While electric vehicles, batteries, solar panels, and windmills dominate the headlines around the energy transition, they are only a fraction of the whole project. Boring bits of the system may do just as much to propel the transition forward - and we believe the companies that provide them may be much more attractive investments. Although our Funds don’t have sustainability objectives, the Orbis portfolios currently own a number of stocks and bonds of companies which play at least some role in the energy transition.
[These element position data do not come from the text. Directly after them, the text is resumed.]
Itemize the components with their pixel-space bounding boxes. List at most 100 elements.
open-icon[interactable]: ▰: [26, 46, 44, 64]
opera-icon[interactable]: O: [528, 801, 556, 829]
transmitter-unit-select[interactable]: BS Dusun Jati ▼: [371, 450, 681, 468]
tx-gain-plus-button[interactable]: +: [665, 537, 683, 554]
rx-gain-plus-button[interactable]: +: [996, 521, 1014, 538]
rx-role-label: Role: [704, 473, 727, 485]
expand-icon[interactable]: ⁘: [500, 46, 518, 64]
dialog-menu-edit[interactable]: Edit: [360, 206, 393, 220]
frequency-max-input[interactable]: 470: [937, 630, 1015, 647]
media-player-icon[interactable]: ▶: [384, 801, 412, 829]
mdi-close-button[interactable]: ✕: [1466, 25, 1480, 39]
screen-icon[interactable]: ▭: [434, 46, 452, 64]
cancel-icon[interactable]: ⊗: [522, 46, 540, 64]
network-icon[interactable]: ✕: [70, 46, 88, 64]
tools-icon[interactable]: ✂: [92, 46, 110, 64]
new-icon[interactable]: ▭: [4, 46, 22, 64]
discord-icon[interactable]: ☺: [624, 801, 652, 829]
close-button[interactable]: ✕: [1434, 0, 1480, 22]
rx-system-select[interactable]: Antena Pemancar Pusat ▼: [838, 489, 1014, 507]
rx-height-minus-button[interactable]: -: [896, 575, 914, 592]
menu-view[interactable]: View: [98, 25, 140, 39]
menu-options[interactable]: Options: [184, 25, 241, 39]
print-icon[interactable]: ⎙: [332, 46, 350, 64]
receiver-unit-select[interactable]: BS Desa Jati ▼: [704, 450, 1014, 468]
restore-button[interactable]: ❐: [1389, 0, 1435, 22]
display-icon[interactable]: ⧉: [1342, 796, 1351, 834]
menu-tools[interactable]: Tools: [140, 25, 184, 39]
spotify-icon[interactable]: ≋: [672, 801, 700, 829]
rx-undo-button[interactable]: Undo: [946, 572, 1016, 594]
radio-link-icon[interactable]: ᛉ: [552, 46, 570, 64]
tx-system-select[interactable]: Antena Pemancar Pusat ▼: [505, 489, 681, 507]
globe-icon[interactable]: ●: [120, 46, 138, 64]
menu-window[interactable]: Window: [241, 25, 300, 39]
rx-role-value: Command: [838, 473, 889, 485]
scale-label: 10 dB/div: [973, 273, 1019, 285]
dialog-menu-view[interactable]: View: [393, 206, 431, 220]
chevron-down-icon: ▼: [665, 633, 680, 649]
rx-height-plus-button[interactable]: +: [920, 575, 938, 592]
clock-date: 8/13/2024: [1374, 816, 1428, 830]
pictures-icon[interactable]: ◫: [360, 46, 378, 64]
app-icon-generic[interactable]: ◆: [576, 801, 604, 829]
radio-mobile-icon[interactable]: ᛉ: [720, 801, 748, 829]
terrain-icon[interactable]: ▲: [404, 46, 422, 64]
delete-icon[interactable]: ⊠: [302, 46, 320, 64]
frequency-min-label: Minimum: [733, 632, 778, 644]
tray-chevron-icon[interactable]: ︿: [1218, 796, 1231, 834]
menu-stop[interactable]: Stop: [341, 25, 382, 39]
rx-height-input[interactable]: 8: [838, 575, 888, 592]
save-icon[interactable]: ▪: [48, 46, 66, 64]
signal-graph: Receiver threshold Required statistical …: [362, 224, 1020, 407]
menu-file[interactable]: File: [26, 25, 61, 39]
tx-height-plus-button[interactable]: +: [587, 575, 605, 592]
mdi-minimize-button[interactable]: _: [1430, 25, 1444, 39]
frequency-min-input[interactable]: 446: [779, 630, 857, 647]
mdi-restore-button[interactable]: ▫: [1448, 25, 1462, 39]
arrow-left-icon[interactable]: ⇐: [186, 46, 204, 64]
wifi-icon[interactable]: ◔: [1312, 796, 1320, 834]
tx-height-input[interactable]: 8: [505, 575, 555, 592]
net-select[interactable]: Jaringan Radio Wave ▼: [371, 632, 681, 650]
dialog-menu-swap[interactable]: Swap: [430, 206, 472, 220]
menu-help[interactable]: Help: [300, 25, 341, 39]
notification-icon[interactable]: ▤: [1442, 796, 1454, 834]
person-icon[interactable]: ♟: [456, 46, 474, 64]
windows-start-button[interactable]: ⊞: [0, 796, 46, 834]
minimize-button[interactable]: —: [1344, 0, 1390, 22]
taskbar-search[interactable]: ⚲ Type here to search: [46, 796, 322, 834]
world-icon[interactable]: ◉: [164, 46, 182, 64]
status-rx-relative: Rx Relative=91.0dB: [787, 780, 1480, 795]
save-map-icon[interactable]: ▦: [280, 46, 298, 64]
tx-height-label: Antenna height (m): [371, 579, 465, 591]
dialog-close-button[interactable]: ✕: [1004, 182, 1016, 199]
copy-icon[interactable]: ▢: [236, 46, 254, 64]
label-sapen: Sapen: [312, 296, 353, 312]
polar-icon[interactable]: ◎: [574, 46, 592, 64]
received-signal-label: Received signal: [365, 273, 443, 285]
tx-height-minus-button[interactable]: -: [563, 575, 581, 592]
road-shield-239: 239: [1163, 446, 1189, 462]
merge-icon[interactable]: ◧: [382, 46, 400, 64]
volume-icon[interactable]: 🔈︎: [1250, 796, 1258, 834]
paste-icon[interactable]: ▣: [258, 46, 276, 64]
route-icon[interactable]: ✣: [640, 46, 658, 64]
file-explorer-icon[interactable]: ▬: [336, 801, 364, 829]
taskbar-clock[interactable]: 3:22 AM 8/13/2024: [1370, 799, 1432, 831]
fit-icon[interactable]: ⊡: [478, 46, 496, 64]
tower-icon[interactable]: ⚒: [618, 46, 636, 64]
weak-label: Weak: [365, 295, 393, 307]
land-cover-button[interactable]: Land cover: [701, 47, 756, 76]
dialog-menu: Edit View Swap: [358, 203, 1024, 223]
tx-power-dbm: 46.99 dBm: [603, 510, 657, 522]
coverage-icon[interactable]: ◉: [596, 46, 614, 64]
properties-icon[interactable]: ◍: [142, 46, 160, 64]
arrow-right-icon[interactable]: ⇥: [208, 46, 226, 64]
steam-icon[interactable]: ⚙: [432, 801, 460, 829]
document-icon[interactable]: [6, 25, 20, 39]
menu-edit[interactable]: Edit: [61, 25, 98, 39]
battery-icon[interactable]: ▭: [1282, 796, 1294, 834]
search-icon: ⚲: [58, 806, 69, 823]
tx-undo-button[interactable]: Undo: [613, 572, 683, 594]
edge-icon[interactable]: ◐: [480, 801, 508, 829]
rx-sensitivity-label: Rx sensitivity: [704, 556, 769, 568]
To sketch out how the parts of the value chain—and how some of Orbis’s portfolio companies within it—fit together, let’s start with a typical offshore wind project - the Galloper wind farm off the eastern coast of England.
An integrated approach
The core of the project is 56 windmills built and maintained by Siemens Gamesa, a unit of Siemens Energy. Helix, which operates a fleet of undersea robots and support ships, conducted the undersea trenching and burial work for the 56 cables connecting those turbines to an offshore substation, and Prysmian, a power and telecommunication cable manufacturer, provided some of the high-voltage cables to connect the project to adjacent windfarms and then 45 kilometres back to shore.
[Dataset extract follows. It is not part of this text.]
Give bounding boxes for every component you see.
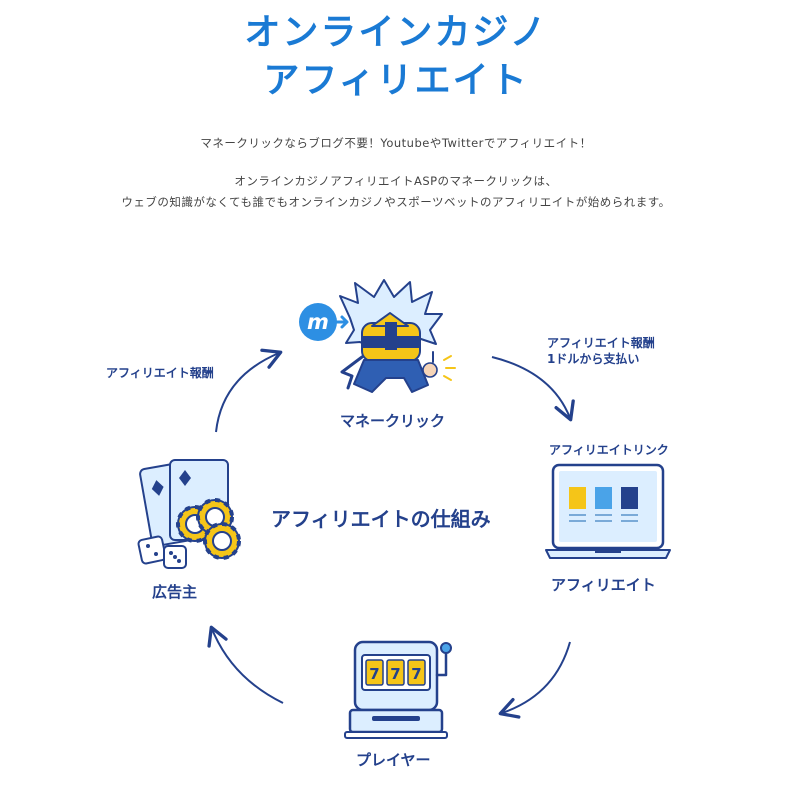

As the world adopts broadly dispersed power farms located far away from cities, our energy system will become much more cable intensive. Cables can represent a quarter of the cost for an offshore wind project, and clean energy will need 50m miles of new cables across the world.1 That is good news for Prysmian, which is the largest of only three major Western firms with the specialised factories to make those cables and the specialised ships to lay them. All that underwater work also augurs well for Helix. It turns out that the skills (and robots) that are useful for servicing offshore oil wells transfer quite well to servicing offshore wind farms.
Upgrading the electric grid
Wind farms are not the only source of growing cable demand. Existing grids need cables too, in part because the world’s electric grids are ageing. On average, grid equipment in the US and Europe is older than it was ever designed to operate - in some places, people are charging Teslas using cables installed before World War Two. The US Department of Energy believes grid infrastructure will need to be expanded by 60 per cent by 2030.2 Globally, that translates into $650 billion of estimated grid investment every year, double the level of recent years.3
A system juggling intermittent power sources, batteries, home solar panels, power-hungry artificial intelligence data centres, and electrified cars and factories will be both more burdened and more complex than the grid is today. More electricity needs to travel longer distances in more directions to more locations, and Siemens Energy and Mitsubishi Heavy Industries (MHI), which both make electricity transmission and distribution equipment, are well placed to provide the increasingly sophisticated transformers, switchgear, converters, and substations the new grid will require.
Beyond the grid
Intermittency (power sources that are not always on) poses challenges beyond just grid infrastructure. As systems become more reliant on wind and solar power, they need to keep the lights on when the wind isn’t blowing and the sun isn’t shining.
Drax, a UK power generator, provides reliable baseload electricity, as it can run its biomass plant 24/7. Drax also plays a role in energy storage with its elegantly simple “pumped hydro” facility in Scotland. When power is plentiful and cheap, Drax uses electrical pumps to move water uphill into a reservoir, then later lets it flow back downhill through turbines when power is scarce and better priced.